2010 Annual Survey of violations of trade union rights - Swaziland
|Publisher||International Trade Union Confederation|
|Publication Date||9 June 2010|
|Cite as||International Trade Union Confederation, 2010 Annual Survey of violations of trade union rights - Swaziland, 9 June 2010, available at: http://www.refworld.org/docid/4c4fec5728.html [accessed 25 March 2017]|
|Disclaimer||This is not a UNHCR publication. UNHCR is not responsible for, nor does it necessarily endorse, its content. Any views expressed are solely those of the author or publisher and do not necessarily reflect those of UNHCR, the United Nations or its Member States.|
ILO Core Conventions Ratified: 29 – 87 – 98 – 100 – 105 – 111 – 138 – 182
Trade union rights are restricted, and lawful collective action is virtually impossible. The country's highly respected trade union leader, Jan Sithole, continued to face harassment, including death threats. Bank workers' collective bargaining demands were continually ignored.
Trade union rights in law
Trade unions face a harsh legal environment. The 2006 Constitution entrenches the State of Emergency in force since 1973, which suspends constitutional freedoms. It also invests all power in the King's hands, bans opposition political parties and meetings, and gives the government the ultimate executive, judicial and legislative authority. Workers in export processing zones are exempted from freedom of association. To obtain recognition, a union must represent at least 50% of the workers in a given workplace, or be voluntarily recognised by the employer.
Collective bargaining is allowed by virtue of the Industrial Relations Act. Furthermore, the right to strike is severely limited, as the procedures for voting on strike action are complex and the procedures for announcing a strike are very long, lasting up to 74 days. Trade unions also face civil liability for any damage caused during a strike. The list of "essential services" exceeds the ILO definition.
Trade union rights in practice and violations in 2009
Background: Political parties remain banned and the country has been in State of Emergency for over 35 years. Unemployment is widespread, about 70% of the population live below the poverty line and the country has the world's highest rate of HIV infection. Swazilad Federation of Trade Unions (SFTU) official, Sibusiso Mashaya ,was murdered in May by a local gang, although it appeared to be criminal violence not directly related to his trade union activity. In September, the leader of the opposition PUDEMO party, Mario Masuki, was released from prison, after being detained since November 2008 under anti-terror laws.
Repression in the textile sector: The textile sector has become notorious for its anti-labour and anti-union practices, particularly foreign-owned companies, principally from Taiwan, who employ a mainly female workforce. Any protests about their poor working conditions are dealt with severely. In March 2008, police intervened against thousands of textile workers engaged in a legal strike to demand higher wages. The workers, mainly women, were hit with tear gas canisters, beaten heavily with batons and shot at with what were suspect to be live rounds.
Trade unions under fire: In the absence of any credible political opposition, trade unions in Swaziland have been in the forefront of efforts to promote democracy. As a result, they have been a target of constant harassment and repression. Union leaders have been arrested, protesters beaten and political parties banned. Speaking at the International Labour Conference in June, the General Secretary of the Swaziland Federation of Trade Unions (SFTU), Jan Sithole reported that he had been a victim of police harassment and arrests, and that he and his family have been receiving death threats. At the end of its proceedings, the Conference's Committee on the Application of Conventions and Recommendations of the ILO devoted a special paragraph to Swaziland in its report, a measure reserved for the worst cases of rights violations.

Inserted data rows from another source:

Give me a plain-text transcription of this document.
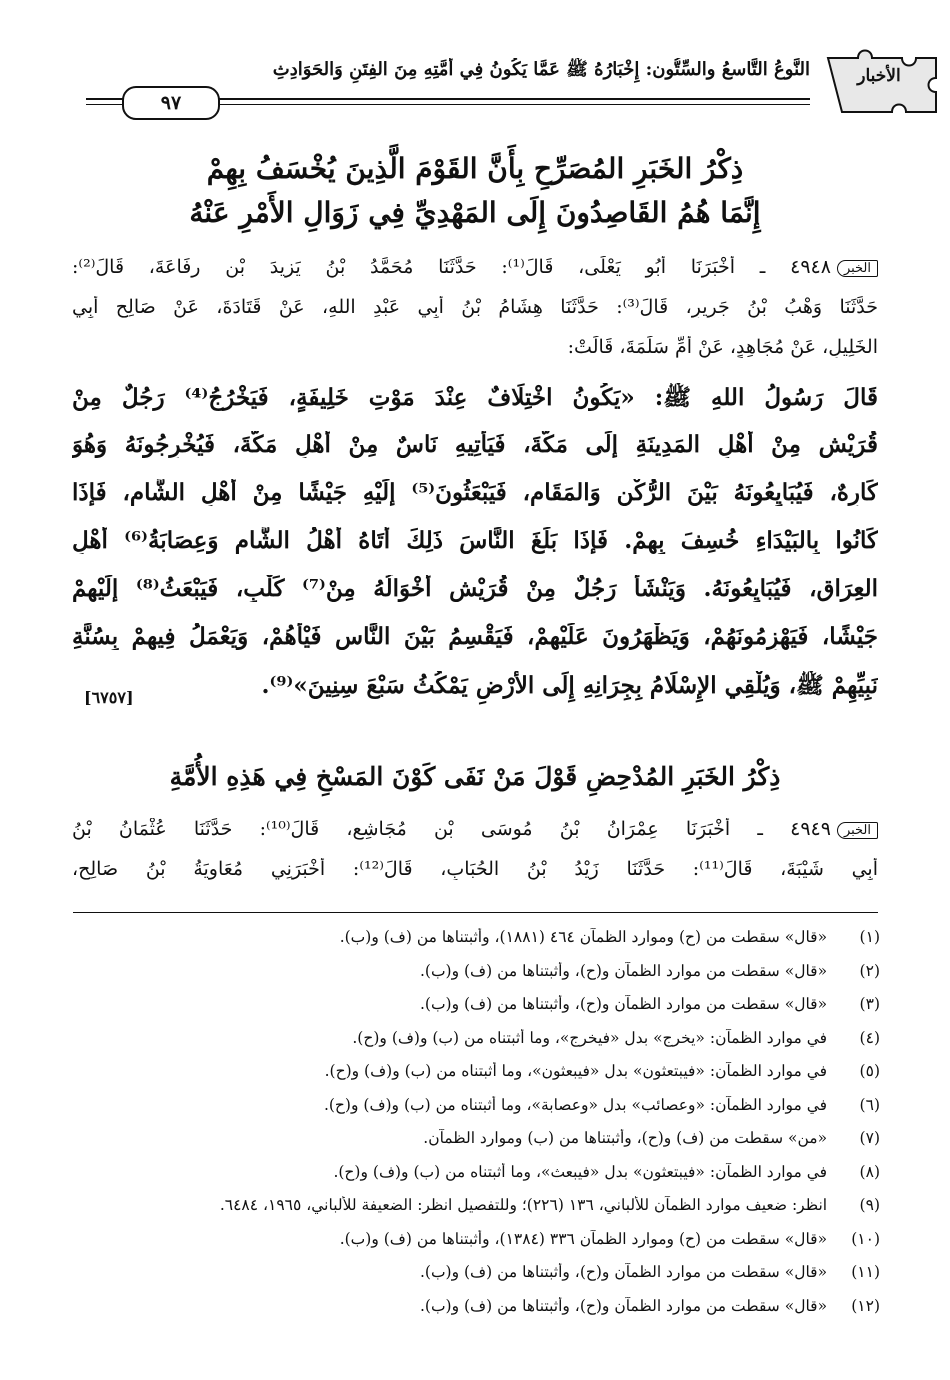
الأخبار
النَّوعُ التَّاسعُ والسِّتُّون: إِخْبَارُهُ ﷺ عَمَّا يَكُونُ فِي أُمَّتِهِ مِنَ الفِتَنِ وَالحَوَادِثِ
٩٧
ذِكْرُ الخَبَرِ المُصَرِّحِ بِأَنَّ القَوْمَ الَّذِينَ يُخْسَفُ بِهِمْ
إِنَّمَا هُمُ القَاصِدُونَ إِلَى المَهْدِيِّ فِي زَوَالِ الأَمْرِ عَنْهُ
الخبر٤٩٤٨ ـ أَخْبَرَنَا أَبُو يَعْلَى، قَالَ⁽¹⁾: حَدَّثَنَا مُحَمَّدُ بْنُ يَزِيدَ بْنِ رِفَاعَةَ، قَالَ⁽²⁾:
حَدَّثَنَا وَهْبُ بْنُ جَرِيرٍ، قَالَ⁽³⁾: حَدَّثَنَا هِشَامُ بْنُ أَبِي عَبْدِ اللهِ، عَنْ قَتَادَةَ، عَنْ صَالِحٍ أَبِي
الخَلِيلِ، عَنْ مُجَاهِدٍ، عَنْ أُمِّ سَلَمَةَ، قَالَتْ:
قَالَ رَسُولُ اللهِ ﷺ: «يَكُونُ اخْتِلَافٌ عِنْدَ مَوْتِ خَلِيفَةٍ، فَيَخْرُجُ⁽⁴⁾ رَجُلٌ مِنْ
قُرَيْشٍ مِنْ أَهْلِ المَدِينَةِ إِلَى مَكَّةَ، فَيَأْتِيهِ نَاسٌ مِنْ أَهْلِ مَكَّةَ، فَيُخْرِجُونَهُ وَهُوَ
كَارِهٌ، فَيُبَايِعُونَهُ بَيْنَ الرُّكْنِ وَالمَقَامِ، فَيَبْعَثُونَ⁽⁵⁾ إِلَيْهِ جَيْشًا مِنْ أَهْلِ الشَّامِ، فَإِذَا
كَانُوا بِالبَيْدَاءِ خُسِفَ بِهِمْ. فَإِذَا بَلَغَ النَّاسَ ذَلِكَ أَتَاهُ أَهْلُ الشَّامِ وَعِصَابَةُ⁽⁶⁾ أَهْلِ
العِرَاقِ، فَيُبَايِعُونَهُ. وَيَنْشَأُ رَجُلٌ مِنْ قُرَيْشٍ أَخْوَالُهُ مِنْ⁽⁷⁾ كَلْبٍ، فَيَبْعَثُ⁽⁸⁾ إِلَيْهِمْ
جَيْشًا، فَيَهْزِمُونَهُمْ، وَيَظْهَرُونَ عَلَيْهِمْ، فَيَقْسِمُ بَيْنَ النَّاسِ فَيْأَهُمْ، وَيَعْمَلُ فِيهِمْ بِسُنَّةِ
نَبِيِّهِمْ ﷺ، وَيُلْقِي الإِسْلَامُ بِجِرَانِهِ إِلَى الأَرْضِ يَمْكُثُ سَبْعَ سِنِينَ»⁽⁹⁾.
[٦٧٥٧]
ذِكْرُ الخَبَرِ المُدْحِضِ قَوْلَ مَنْ نَفَى كَوْنَ المَسْخِ فِي هَذِهِ الأُمَّةِ
الخبر٤٩٤٩ ـ أَخْبَرَنَا عِمْرَانُ بْنُ مُوسَى بْنِ مُجَاشِعٍ، قَالَ⁽¹⁰⁾: حَدَّثَنَا عُثْمَانُ بْنُ
أَبِي شَيْبَةَ، قَالَ⁽¹¹⁾: حَدَّثَنَا زَيْدُ بْنُ الحُبَابِ، قَالَ⁽¹²⁾: أَخْبَرَنِي مُعَاوِيَةُ بْنُ صَالِحٍ،
(١) «قال» سقطت من (ح) وموارد الظمآن ٤٦٤ (١٨٨١)، وأثبتناها من (ف) و(ب).
(٢) «قال» سقطت من موارد الظمآن و(ح)، وأثبتناها من (ف) و(ب).
(٣) «قال» سقطت من موارد الظمآن و(ح)، وأثبتناها من (ف) و(ب).
(٤) في موارد الظمآن: «يخرج» بدل «فيخرج»، وما أثبتناه من (ب) و(ف) و(ح).
(٥) في موارد الظمآن: «فيبتعثون» بدل «فيبعثون»، وما أثبتناه من (ب) و(ف) و(ح).
(٦) في موارد الظمآن: «وعصائب» بدل «وعصابة»، وما أثبتناه من (ب) و(ف) و(ح).
(٧) «من» سقطت من (ف) و(ح)، وأثبتناها من (ب) وموارد الظمآن.
(٨) في موارد الظمآن: «فيبتعثون» بدل «فيبعث»، وما أثبتناه من (ب) و(ف) و(ح).
(٩) انظر: ضعيف موارد الظمآن للألباني، ١٣٦ (٢٢٦)؛ وللتفصيل انظر: الضعيفة للألباني، ١٩٦٥، ٦٤٨٤.
(١٠) «قال» سقطت من (ح) وموارد الظمآن ٣٣٦ (١٣٨٤)، وأثبتناها من (ف) و(ب).
(١١) «قال» سقطت من موارد الظمآن و(ح)، وأثبتناها من (ف) و(ب).
(١٢) «قال» سقطت من موارد الظمآن و(ح)، وأثبتناها من (ف) و(ب).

Unions still refused recognition: The authorities have continued to refuse recognition to the Swaziland Police Association (SPA) and the Swaziland Correctional Service Union (SWACU). Additionally, union activity is not effectively protected against employers' interference, although the law protects unions from governmental interference. It has been reported that employers' interference with workers' councils has contributed to the failure of some trade unions to negotiate collective agreements. Furthermore, there are reports that some employers dictate which decisions are taken in the workers' councils.
Bank obstructs collective bargaining: By the end of July, SWAZIBANK and Swaziland Union of Financial Institutions and Allied Workers (SUFIAW) had been re-negotiating their collective agreement since September 2007. The bank was expected to produce and deliver a counter proposal to the union's draft collective agreement on or about 29 April, 2009. The bank did not deliver the counter proposal as expected. At a further meeting on July 29, when no counter proposal was on the table, the union decided to refer the matter to the Conciliation, Mediation and Arbitration Commission (CMAC). The Industrial Court later ordered both sides back to the negotiating table, urging them to bargain in good faith.